Prendevano una montagna e ne facevan mattoni, calce, pietre da costruzione, metalli; e hanno alzato piramidi immense, templi, muraglie, case che resistessero al tempo, palazzi fastosi. E usavano l'oro e le gemme come da noi si usa la latta e i cocci di vetro. L'argento poi lo impegavano nelle grondaie, nelle inferriate, nei catenacci; i chiodi li facevan di platino, e i bottoni dei loro vestiti di agata e di ametista; e se gliene avanzava li ributtavano in mezzo alla ghiaia.

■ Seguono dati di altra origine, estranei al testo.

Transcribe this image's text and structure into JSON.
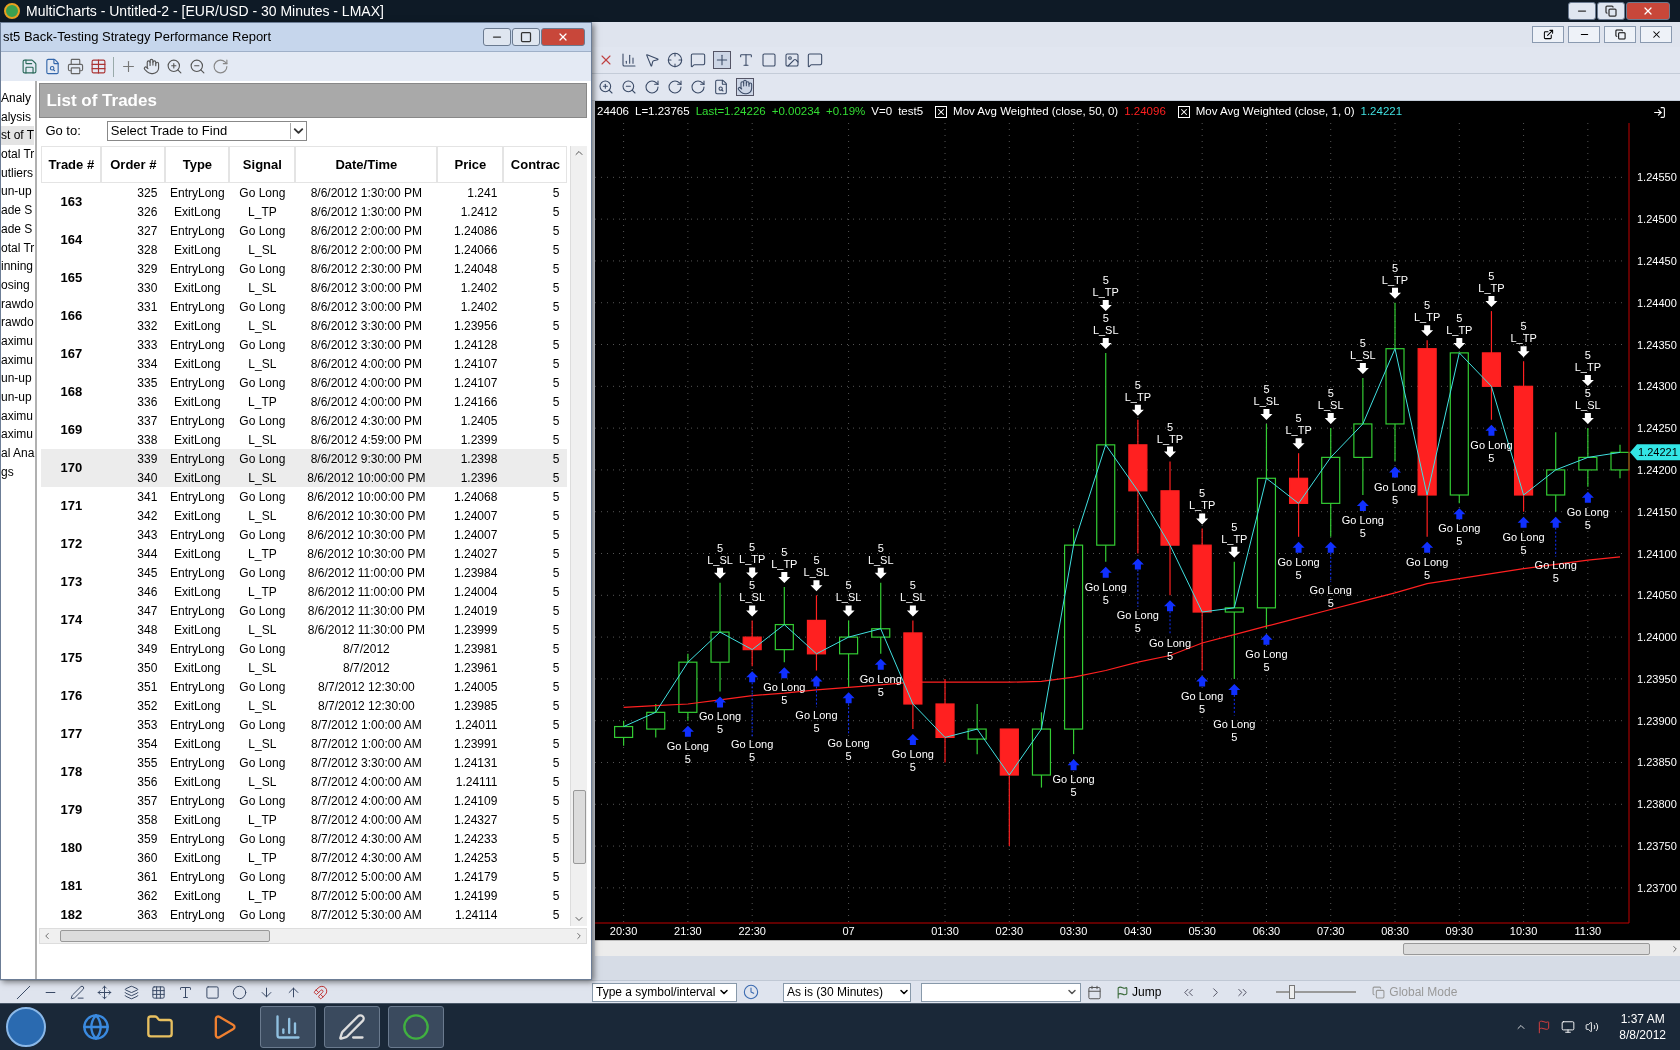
{
  "app_title": "MultiCharts - Untitled-2 - [EUR/USD - 30 Minutes - LMAX]",
  "report": {
    "title": "st5 Back-Testing Strategy Performance Report",
    "nav_items": [
      {
        "label": "Analy",
        "selected": false
      },
      {
        "label": "alysis",
        "selected": false
      },
      {
        "label": "st of T",
        "selected": true
      },
      {
        "label": "otal Tr",
        "selected": false
      },
      {
        "label": "utliers",
        "selected": false
      },
      {
        "label": "un-up",
        "selected": false
      },
      {
        "label": "ade S",
        "selected": false
      },
      {
        "label": "ade S",
        "selected": false
      },
      {
        "label": "otal Tr",
        "selected": false
      },
      {
        "label": "inning",
        "selected": false
      },
      {
        "label": "osing",
        "selected": false
      },
      {
        "label": "rawdo",
        "selected": false
      },
      {
        "label": "rawdo",
        "selected": false
      },
      {
        "label": "aximu",
        "selected": false
      },
      {
        "label": "aximu",
        "selected": false
      },
      {
        "label": "un-up",
        "selected": false
      },
      {
        "label": "un-up",
        "selected": false
      },
      {
        "label": "aximu",
        "selected": false
      },
      {
        "label": "aximu",
        "selected": false
      },
      {
        "label": "al Ana",
        "selected": false
      },
      {
        "label": "gs",
        "selected": false
      }
    ],
    "section_title": "List of Trades",
    "goto_label": "Go to:",
    "goto_value": "Select Trade to Find",
    "columns": [
      "Trade #",
      "Order #",
      "Type",
      "Signal",
      "Date/Time",
      "Price",
      "Contrac"
    ],
    "trades": [
      {
        "trade": "163",
        "selected": false,
        "orders": [
          [
            "325",
            "EntryLong",
            "Go Long",
            "8/6/2012 1:30:00 PM",
            "1.241",
            "5"
          ],
          [
            "326",
            "ExitLong",
            "L_TP",
            "8/6/2012 1:30:00 PM",
            "1.2412",
            "5"
          ]
        ]
      },
      {
        "trade": "164",
        "selected": false,
        "orders": [
          [
            "327",
            "EntryLong",
            "Go Long",
            "8/6/2012 2:00:00 PM",
            "1.24086",
            "5"
          ],
          [
            "328",
            "ExitLong",
            "L_SL",
            "8/6/2012 2:00:00 PM",
            "1.24066",
            "5"
          ]
        ]
      },
      {
        "trade": "165",
        "selected": false,
        "orders": [
          [
            "329",
            "EntryLong",
            "Go Long",
            "8/6/2012 2:30:00 PM",
            "1.24048",
            "5"
          ],
          [
            "330",
            "ExitLong",
            "L_SL",
            "8/6/2012 3:00:00 PM",
            "1.2402",
            "5"
          ]
        ]
      },
      {
        "trade": "166",
        "selected": false,
        "orders": [
          [
            "331",
            "EntryLong",
            "Go Long",
            "8/6/2012 3:00:00 PM",
            "1.2402",
            "5"
          ],
          [
            "332",
            "ExitLong",
            "L_SL",
            "8/6/2012 3:30:00 PM",
            "1.23956",
            "5"
          ]
        ]
      },
      {
        "trade": "167",
        "selected": false,
        "orders": [
          [
            "333",
            "EntryLong",
            "Go Long",
            "8/6/2012 3:30:00 PM",
            "1.24128",
            "5"
          ],
          [
            "334",
            "ExitLong",
            "L_SL",
            "8/6/2012 4:00:00 PM",
            "1.24107",
            "5"
          ]
        ]
      },
      {
        "trade": "168",
        "selected": false,
        "orders": [
          [
            "335",
            "EntryLong",
            "Go Long",
            "8/6/2012 4:00:00 PM",
            "1.24107",
            "5"
          ],
          [
            "336",
            "ExitLong",
            "L_TP",
            "8/6/2012 4:00:00 PM",
            "1.24166",
            "5"
          ]
        ]
      },
      {
        "trade": "169",
        "selected": false,
        "orders": [
          [
            "337",
            "EntryLong",
            "Go Long",
            "8/6/2012 4:30:00 PM",
            "1.2405",
            "5"
          ],
          [
            "338",
            "ExitLong",
            "L_SL",
            "8/6/2012 4:59:00 PM",
            "1.2399",
            "5"
          ]
        ]
      },
      {
        "trade": "170",
        "selected": true,
        "orders": [
          [
            "339",
            "EntryLong",
            "Go Long",
            "8/6/2012 9:30:00 PM",
            "1.2398",
            "5"
          ],
          [
            "340",
            "ExitLong",
            "L_SL",
            "8/6/2012 10:00:00 PM",
            "1.2396",
            "5"
          ]
        ]
      },
      {
        "trade": "171",
        "selected": false,
        "orders": [
          [
            "341",
            "EntryLong",
            "Go Long",
            "8/6/2012 10:00:00 PM",
            "1.24068",
            "5"
          ],
          [
            "342",
            "ExitLong",
            "L_SL",
            "8/6/2012 10:30:00 PM",
            "1.24007",
            "5"
          ]
        ]
      },
      {
        "trade": "172",
        "selected": false,
        "orders": [
          [
            "343",
            "EntryLong",
            "Go Long",
            "8/6/2012 10:30:00 PM",
            "1.24007",
            "5"
          ],
          [
            "344",
            "ExitLong",
            "L_TP",
            "8/6/2012 10:30:00 PM",
            "1.24027",
            "5"
          ]
        ]
      },
      {
        "trade": "173",
        "selected": false,
        "orders": [
          [
            "345",
            "EntryLong",
            "Go Long",
            "8/6/2012 11:00:00 PM",
            "1.23984",
            "5"
          ],
          [
            "346",
            "ExitLong",
            "L_TP",
            "8/6/2012 11:00:00 PM",
            "1.24004",
            "5"
          ]
        ]
      },
      {
        "trade": "174",
        "selected": false,
        "orders": [
          [
            "347",
            "EntryLong",
            "Go Long",
            "8/6/2012 11:30:00 PM",
            "1.24019",
            "5"
          ],
          [
            "348",
            "ExitLong",
            "L_SL",
            "8/6/2012 11:30:00 PM",
            "1.23999",
            "5"
          ]
        ]
      },
      {
        "trade": "175",
        "selected": false,
        "orders": [
          [
            "349",
            "EntryLong",
            "Go Long",
            "8/7/2012",
            "1.23981",
            "5"
          ],
          [
            "350",
            "ExitLong",
            "L_SL",
            "8/7/2012",
            "1.23961",
            "5"
          ]
        ]
      },
      {
        "trade": "176",
        "selected": false,
        "orders": [
          [
            "351",
            "EntryLong",
            "Go Long",
            "8/7/2012 12:30:00",
            "1.24005",
            "5"
          ],
          [
            "352",
            "ExitLong",
            "L_SL",
            "8/7/2012 12:30:00",
            "1.23985",
            "5"
          ]
        ]
      },
      {
        "trade": "177",
        "selected": false,
        "orders": [
          [
            "353",
            "EntryLong",
            "Go Long",
            "8/7/2012 1:00:00 AM",
            "1.24011",
            "5"
          ],
          [
            "354",
            "ExitLong",
            "L_SL",
            "8/7/2012 1:00:00 AM",
            "1.23991",
            "5"
          ]
        ]
      },
      {
        "trade": "178",
        "selected": false,
        "orders": [
          [
            "355",
            "EntryLong",
            "Go Long",
            "8/7/2012 3:30:00 AM",
            "1.24131",
            "5"
          ],
          [
            "356",
            "ExitLong",
            "L_SL",
            "8/7/2012 4:00:00 AM",
            "1.24111",
            "5"
          ]
        ]
      },
      {
        "trade": "179",
        "selected": false,
        "orders": [
          [
            "357",
            "EntryLong",
            "Go Long",
            "8/7/2012 4:00:00 AM",
            "1.24109",
            "5"
          ],
          [
            "358",
            "ExitLong",
            "L_TP",
            "8/7/2012 4:00:00 AM",
            "1.24327",
            "5"
          ]
        ]
      },
      {
        "trade": "180",
        "selected": false,
        "orders": [
          [
            "359",
            "EntryLong",
            "Go Long",
            "8/7/2012 4:30:00 AM",
            "1.24233",
            "5"
          ],
          [
            "360",
            "ExitLong",
            "L_TP",
            "8/7/2012 4:30:00 AM",
            "1.24253",
            "5"
          ]
        ]
      },
      {
        "trade": "181",
        "selected": false,
        "orders": [
          [
            "361",
            "EntryLong",
            "Go Long",
            "8/7/2012 5:00:00 AM",
            "1.24179",
            "5"
          ],
          [
            "362",
            "ExitLong",
            "L_TP",
            "8/7/2012 5:00:00 AM",
            "1.24199",
            "5"
          ]
        ]
      },
      {
        "trade": "182",
        "selected": false,
        "orders": [
          [
            "363",
            "EntryLong",
            "Go Long",
            "8/7/2012 5:30:00 AM",
            "1.24114",
            "5"
          ]
        ]
      }
    ]
  },
  "chart": {
    "status": [
      {
        "text": "24406",
        "color": "#ffffff"
      },
      {
        "text": "L=1.23765",
        "color": "#ffffff"
      },
      {
        "text": "Last=1.24226",
        "color": "#33dd33"
      },
      {
        "text": "+0.00234",
        "color": "#33dd33"
      },
      {
        "text": "+0.19%",
        "color": "#33dd33"
      },
      {
        "text": "V=0",
        "color": "#ffffff"
      },
      {
        "text": "test5",
        "color": "#ffffff"
      }
    ],
    "studies": [
      {
        "value": "1.24096",
        "color": "#ff2020",
        "checked": true
      },
      {
        "value": "1.24221",
        "color": "#40e0e0",
        "checked": true
      }
    ],
    "last_price": "1.24221",
    "chart_data": {
      "type": "line",
      "grid": true,
      "categories": [
        "20:30",
        null,
        "21:30",
        null,
        "22:30",
        null,
        null,
        "07",
        null,
        null,
        "01:30",
        null,
        "02:30",
        null,
        "03:30",
        null,
        "04:30",
        null,
        "05:30",
        null,
        "06:30",
        null,
        "07:30",
        null,
        "08:30",
        null,
        "09:30",
        null,
        "10:30",
        null,
        "11:30",
        null
      ],
      "ylim": [
        1.23658,
        1.24615
      ],
      "yticks": [
        {
          "value": 1.2455,
          "label": "1.24550"
        },
        {
          "value": 1.245,
          "label": "1.24500"
        },
        {
          "value": 1.2445,
          "label": "1.24450"
        },
        {
          "value": 1.244,
          "label": "1.24400"
        },
        {
          "value": 1.2435,
          "label": "1.24350"
        },
        {
          "value": 1.243,
          "label": "1.24300"
        },
        {
          "value": 1.2425,
          "label": "1.24250"
        },
        {
          "value": 1.242,
          "label": "1.24200"
        },
        {
          "value": 1.2415,
          "label": "1.24150"
        },
        {
          "value": 1.241,
          "label": "1.24100"
        },
        {
          "value": 1.2405,
          "label": "1.24050"
        },
        {
          "value": 1.24,
          "label": "1.24000"
        },
        {
          "value": 1.2395,
          "label": "1.23950"
        },
        {
          "value": 1.239,
          "label": "1.23900"
        },
        {
          "value": 1.2385,
          "label": "1.23850"
        },
        {
          "value": 1.238,
          "label": "1.23800"
        },
        {
          "value": 1.2375,
          "label": "1.23750"
        },
        {
          "value": 1.237,
          "label": "1.23700"
        }
      ],
      "series": [
        {
          "name": "Mov Avg Weighted (close, 50, 0)",
          "color": "#ff2020",
          "values": [
            1.23916,
            1.23918,
            1.2392,
            1.23925,
            1.2393,
            1.23933,
            1.23937,
            1.2394,
            1.23943,
            1.23946,
            1.23946,
            1.23946,
            1.23946,
            1.23947,
            1.23952,
            1.2396,
            1.2397,
            1.23978,
            1.23993,
            1.24003,
            1.24013,
            1.24023,
            1.24033,
            1.24043,
            1.24053,
            1.24064,
            1.2407,
            1.24076,
            1.24082,
            1.24087,
            1.24092,
            1.24096
          ]
        },
        {
          "name": "Mov Avg Weighted (close, 1, 0)",
          "color": "#40e0e0",
          "values": [
            1.23893,
            1.2391,
            1.2397,
            1.24006,
            1.23985,
            1.24015,
            1.2398,
            1.24,
            1.2401,
            1.2392,
            1.2388,
            1.2389,
            1.23835,
            1.2389,
            1.2411,
            1.2423,
            1.24175,
            1.2411,
            1.2403,
            1.24035,
            1.2419,
            1.2416,
            1.24215,
            1.24255,
            1.24345,
            1.2417,
            1.2434,
            1.243,
            1.2417,
            1.242,
            1.24215,
            1.24221
          ]
        }
      ],
      "annotations": [
        "Go Long\n5",
        "5\nL_SL",
        "Go Long\n5",
        "5\nL_TP",
        "5\nL_SL",
        "Go Long\n5",
        "5\nL_TP",
        "Go Long\n5",
        "5\nL_SL",
        "Go Long\n5",
        "5\nL_SL",
        "Go Long\n5",
        "5\nL_SL",
        "Go Long\n5",
        "5\nL_SL",
        "Go Long\n5",
        "Go Long\n5",
        "5\nL_TP",
        "5\nL_SL",
        "Go Long\n5",
        "5\nL_TP",
        "Go Long\n5",
        "5\nL_TP",
        "Go Long\n5",
        "5\nL_TP",
        "Go Long\n5",
        "5\nL_TP",
        "Go Long\n5",
        "5\nL_SL",
        "Go Long\n5",
        "5\nL_TP",
        "Go Long\n5",
        "5\nL_SL",
        "Go Long\n5",
        "5\nL_SL",
        "Go Long\n5",
        "5\nL_TP",
        "Go Long\n5",
        "5\nL_TP",
        "Go Long\n5",
        "5\nL_TP",
        "Go Long\n5",
        "5\nL_TP",
        "Go Long\n5",
        "5\nL_TP",
        "Go Long\n5",
        "Go Long\n5",
        "5\nL_TP",
        "5\nL_SL",
        "Go Long\n5"
      ]
    }
  },
  "bottom_toolbar": {
    "symbol_placeholder": "Type a symbol/interval",
    "resolution": "As is (30 Minutes)",
    "jump": "Jump",
    "slider": {
      "level": 0.2
    },
    "global_mode": {
      "label": "Global Mode",
      "disabled": true
    }
  },
  "taskbar": {
    "time": "1:37 AM",
    "date": "8/8/2012"
  }
}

Quando gli spagnoli li hanno scoperti, c'è stata tanta pubblicità che le navi facevan la fila per andarli a depredare. Così loro hanno perduto tutto quello che avevano; e quelli rimasti si sono ritirati nel fitto del nosco. Hanno continuato a avere città, ma hanno dovuto cambiare lo stile dell'architettura, per non dare nell'occhio e attirare di nuovo la bramosia degli spagnoli.
Prima di tutto non tagliano gli alberi, come facevano per dare spazio alle piazze e alle strade. Ma dicono: qui ci sarebbe una piazza grandissima, ma è coperta di bosco per non farla vedere; qui c'è la via sacra, ma è camuffata dale piante selvatiche se no ci vengono ancora a saccheggiare.

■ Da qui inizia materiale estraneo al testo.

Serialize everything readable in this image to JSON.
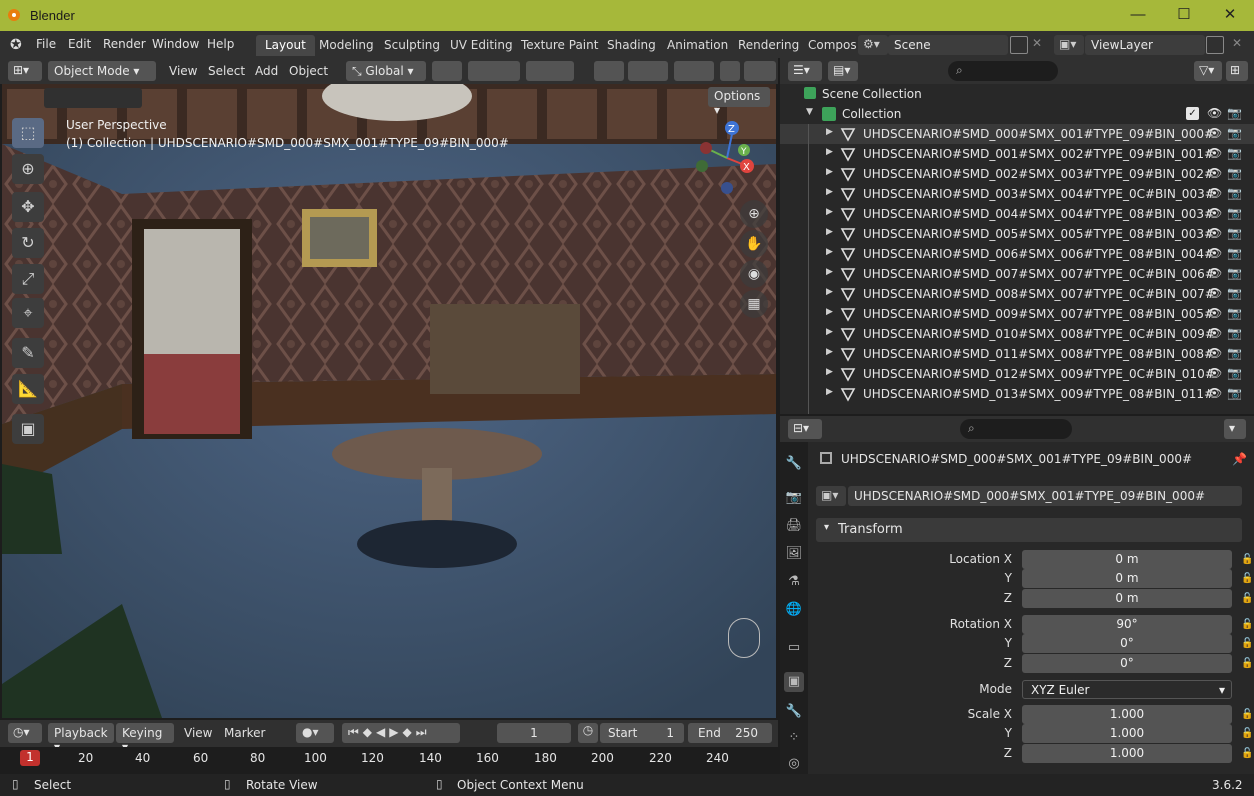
{
  "window": {
    "title": "Blender",
    "minimize": "—",
    "maximize": "☐",
    "close": "✕"
  },
  "menubar": {
    "menus": [
      "File",
      "Edit",
      "Render",
      "Window",
      "Help"
    ],
    "workspaces": [
      "Layout",
      "Modeling",
      "Sculpting",
      "UV Editing",
      "Texture Paint",
      "Shading",
      "Animation",
      "Rendering",
      "Compos"
    ],
    "active_workspace": "Layout",
    "scene": "Scene",
    "view_layer": "ViewLayer"
  },
  "viewport_header": {
    "mode": "Object Mode",
    "menus": [
      "View",
      "Select",
      "Add",
      "Object"
    ],
    "orientation": "Global"
  },
  "viewport": {
    "options_label": "Options",
    "perspective": "User Perspective",
    "active_info": "(1) Collection | UHDSCENARIO#SMD_000#SMX_001#TYPE_09#BIN_000#",
    "gizmo": {
      "x": "X",
      "y": "Y",
      "z": "Z"
    },
    "colors": {
      "x": "#e0443e",
      "y": "#6ab04c",
      "z": "#3e74d6"
    }
  },
  "timeline": {
    "playback": "Playback",
    "keying": "Keying",
    "view": "View",
    "marker": "Marker",
    "current_frame": "1",
    "start_label": "Start",
    "start": "1",
    "end_label": "End",
    "end": "250",
    "ruler": [
      "1",
      "20",
      "40",
      "60",
      "80",
      "100",
      "120",
      "140",
      "160",
      "180",
      "200",
      "220",
      "240"
    ]
  },
  "statusbar": {
    "select": "Select",
    "rotate": "Rotate View",
    "context": "Object Context Menu",
    "version": "3.6.2"
  },
  "outliner": {
    "scene_collection": "Scene Collection",
    "collection": "Collection",
    "objects": [
      "UHDSCENARIO#SMD_000#SMX_001#TYPE_09#BIN_000#",
      "UHDSCENARIO#SMD_001#SMX_002#TYPE_09#BIN_001#",
      "UHDSCENARIO#SMD_002#SMX_003#TYPE_09#BIN_002#",
      "UHDSCENARIO#SMD_003#SMX_004#TYPE_0C#BIN_003#",
      "UHDSCENARIO#SMD_004#SMX_004#TYPE_08#BIN_003#",
      "UHDSCENARIO#SMD_005#SMX_005#TYPE_08#BIN_003#",
      "UHDSCENARIO#SMD_006#SMX_006#TYPE_08#BIN_004#",
      "UHDSCENARIO#SMD_007#SMX_007#TYPE_0C#BIN_006#",
      "UHDSCENARIO#SMD_008#SMX_007#TYPE_0C#BIN_007#",
      "UHDSCENARIO#SMD_009#SMX_007#TYPE_08#BIN_005#",
      "UHDSCENARIO#SMD_010#SMX_008#TYPE_0C#BIN_009#",
      "UHDSCENARIO#SMD_011#SMX_008#TYPE_08#BIN_008#",
      "UHDSCENARIO#SMD_012#SMX_009#TYPE_0C#BIN_010#",
      "UHDSCENARIO#SMD_013#SMX_009#TYPE_08#BIN_011#"
    ]
  },
  "properties": {
    "object_name": "UHDSCENARIO#SMD_000#SMX_001#TYPE_09#BIN_000#",
    "name_field": "UHDSCENARIO#SMD_000#SMX_001#TYPE_09#BIN_000#",
    "panel": "Transform",
    "location_label": "Location X",
    "rotation_label": "Rotation X",
    "scale_label": "Scale X",
    "y_label": "Y",
    "z_label": "Z",
    "mode_label": "Mode",
    "mode": "XYZ Euler",
    "location": [
      "0 m",
      "0 m",
      "0 m"
    ],
    "rotation": [
      "90°",
      "0°",
      "0°"
    ],
    "scale": [
      "1.000",
      "1.000",
      "1.000"
    ]
  }
}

E le piramidi non le fanno più lisce e squadrate, con i gradini ad angoli retti; ma sono coperte da muschio, da rampicanti, e la pietra non è lavorata in cubi regolari da cotruzione, ma l'han lasciata come si trova in natura, tutta scagliosa e accidentata, altrimenti chiunque li può individuare, anche da molto distante.
Anzi, la pietra non l'hanno neanche staccata, e dicono: "questa è la roccia per far le piramidi, la roccia migliore, ma è meglio lasciarla così, dove si trova, non levigata, se no arrivano i predatori." E dunque per loro le montagne di marmo sono città non costruite. Ci girano attorno e dicono: "bellissimo, qui c'è un'architrave non ancora scolpita, ma sarebbe superba; qui c'è un gigantesco obelisco di tufo, ma non è ancora staccato e drizzato; e è meglio."

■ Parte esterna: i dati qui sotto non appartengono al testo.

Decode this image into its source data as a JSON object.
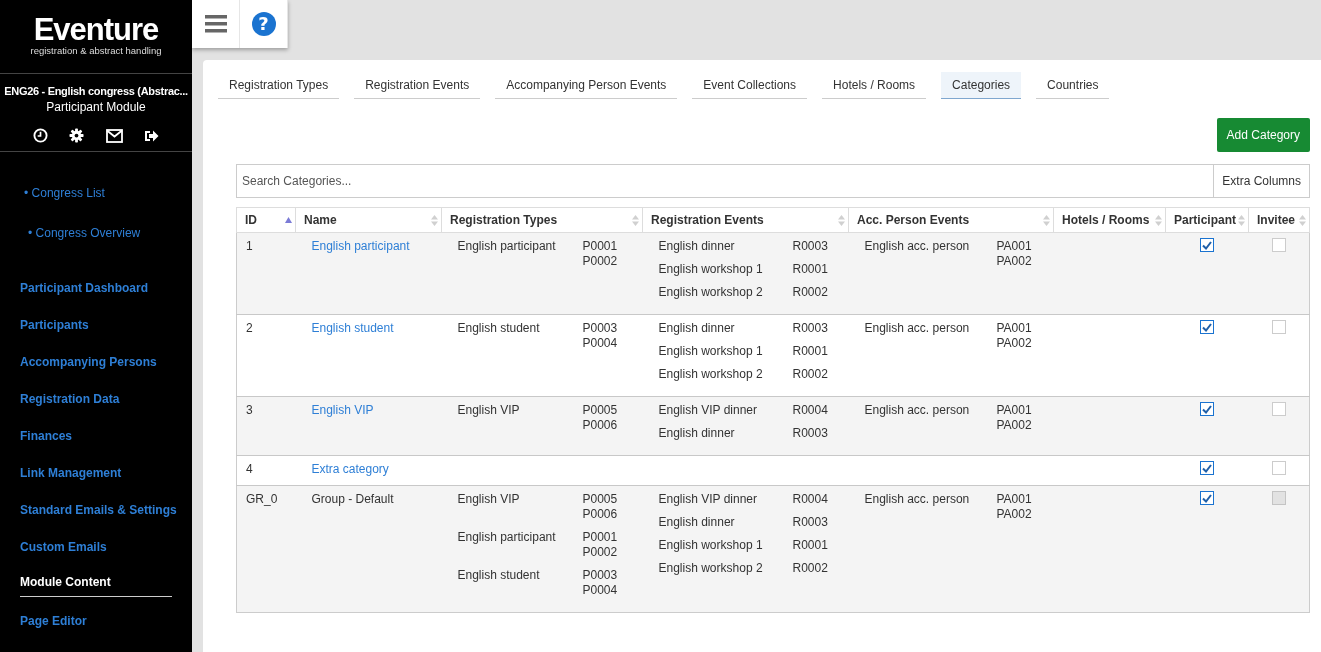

"Qui c'è palazzo imperiale"; e ammirano i picchi di roccia e le pareti intatte di una montagna. "Ecco il granito della fortezza, - dicono - il porfido del colonnato; i basalti, le arenarie, le tormaline per i colori delle facciate; ecco le volte magnifiche delle sale e le cornici bianche di selenite."
Poi camminano ad esempio nel greto sassoso di un fiume e dicono che quello è in sostanza un pavimento selciato; lo si dovrebbe solo spianare e cementare. Ma è meglio non farlo, perché correrebbero i curiosi e gli spagnoli a frotte.
Quindi gli Aztechi non sono scomparsi, ma si sono intanati.
Hanno sempre una grande paura degli spagnoli che possan tornare. E allora per mimetizzarsi non abitano più il vecchio regno, che è stato lasciato andare in rovina; ma ormai è nel regno minerale che stanno, dove le città son sotto terra, nella forma più celata possibile, cioè allo stato di roccia.
E il loro sistema edilizio è di lasciare tutto com'è, adottato dopo l'arrivo degli spagnoli.
Loro tastano i marmi, ne riconoscono le qualità, la resistenza, la luce che danno, e vedono la città già finita. Aggirandosi in mezzo ai dirupi ne discutono, si dicono l'uno con l'altro i progetti più fantasiosi, e li variano continuamente, a seconda dell'umore, dell'umidità o del calore della giornata. E anche se non arrivano a farlo, per la prudenza che ormai hanno istintiva, edificano torri, quartieri, grandi acquedotti, baluardi, ponti, bagni pubblici, osservatori celesti, e poi secondo l'estro di ognuno, statue, bassorilievi, fontane.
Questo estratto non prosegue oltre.